Kobayashi L, Barmparas G, Bosarge P, et al. J Trauma Acute Care Surg. 2017; 82: 827-835.
Study Question: Are trauma patients treated with novel oral anticoagulants (NOAs) at higher risk for intracranial hemorrhage (ICH), ICH progression, and death when compared to trauma patients on oral antithrombotics (OATs), including warfarin and antiplatelet agents?
Study Description: This was a prospective observational study of trauma patients on aspirin, clopidogrel, warfarin, dabigatran, rivaroxaban, or apixaban at 16 Level 1 trauma centers. The primary outcome was mortality.

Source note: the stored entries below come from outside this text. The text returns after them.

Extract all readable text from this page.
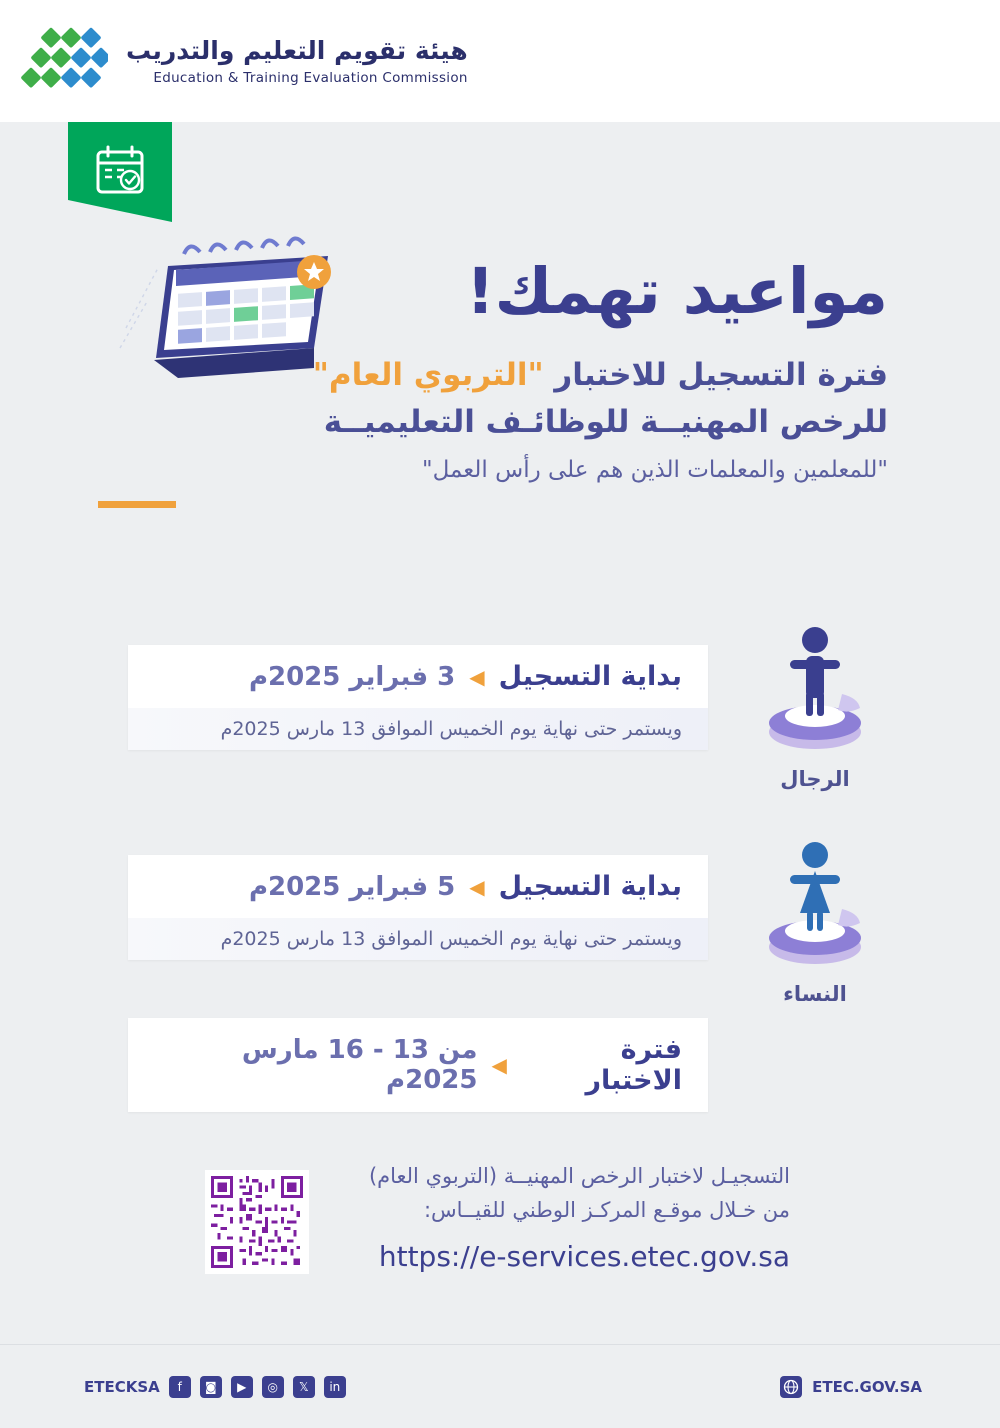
هيئة تقويم التعليم والتدريب
Education & Training Evaluation Commission
مواعيد تهمك!
فترة التسجيل للاختبار "التربوي العام"
للرخص المهنيــة للوظائـف التعليميــة
"للمعلمين والمعلمات الذين هم على رأس العمل"
بداية التسجيل
◀
3 فبراير 2025م
ويستمر حتى نهاية يوم الخميس الموافق 13 مارس 2025م
الرجال
بداية التسجيل
◀
5 فبراير 2025م
ويستمر حتى نهاية يوم الخميس الموافق 13 مارس 2025م
النساء
فترة الاختبار
◀
من 13 - 16 مارس 2025م
التسجيـل لاختبار الرخص المهنيــة (التربوي العام)
من خـلال موقـع المركـز الوطني للقيــاس:
https://e-services.etec.gov.sa
in
𝕏
◎
▶
◙
f
ETECKSA	ETEC.GOV.SA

Results: A total of 1847 patients, 182 in the NOA group and 1665 in the OAT group, were included. Patients in the NOA group were more likely to have a history of cardiac arrhythmia and to present with shock. There were no differences between groups regarding overall mortality (7% NOA vs. 7% OAT, p = 0.758) or mortality in ICH (12% NOA vs. 15% OAT, p = 0.607). These observations remained non-significant after multivariate analysis correcting for numerous factors, including age, mechanism of injury, Glasgow Coma Scale, Injury Severity Scale, ICH progression, reversal of anticoagulation, transfusion, and surgical intervention.
Conclusion(s): The use of NOAs does not increase the risk of death, ICH, or ICH progression in trauma patients.
Perspective: The use of NOAs is increasing as these agents are now recommended first line for treatment of venous thromboembolism and for stroke prevention in atrial fibrillation. The results of this study suggest NOA agents may have a decreased risk for ICH in the setting of trauma when compared to OAT therapy. No differences in mortality were observed between groups; however, this study was underpowered and is therefore at risk for type II error. The observed trend towards reduced risk of ICH in trauma is intriguing and requires further investigation as a primary outcome.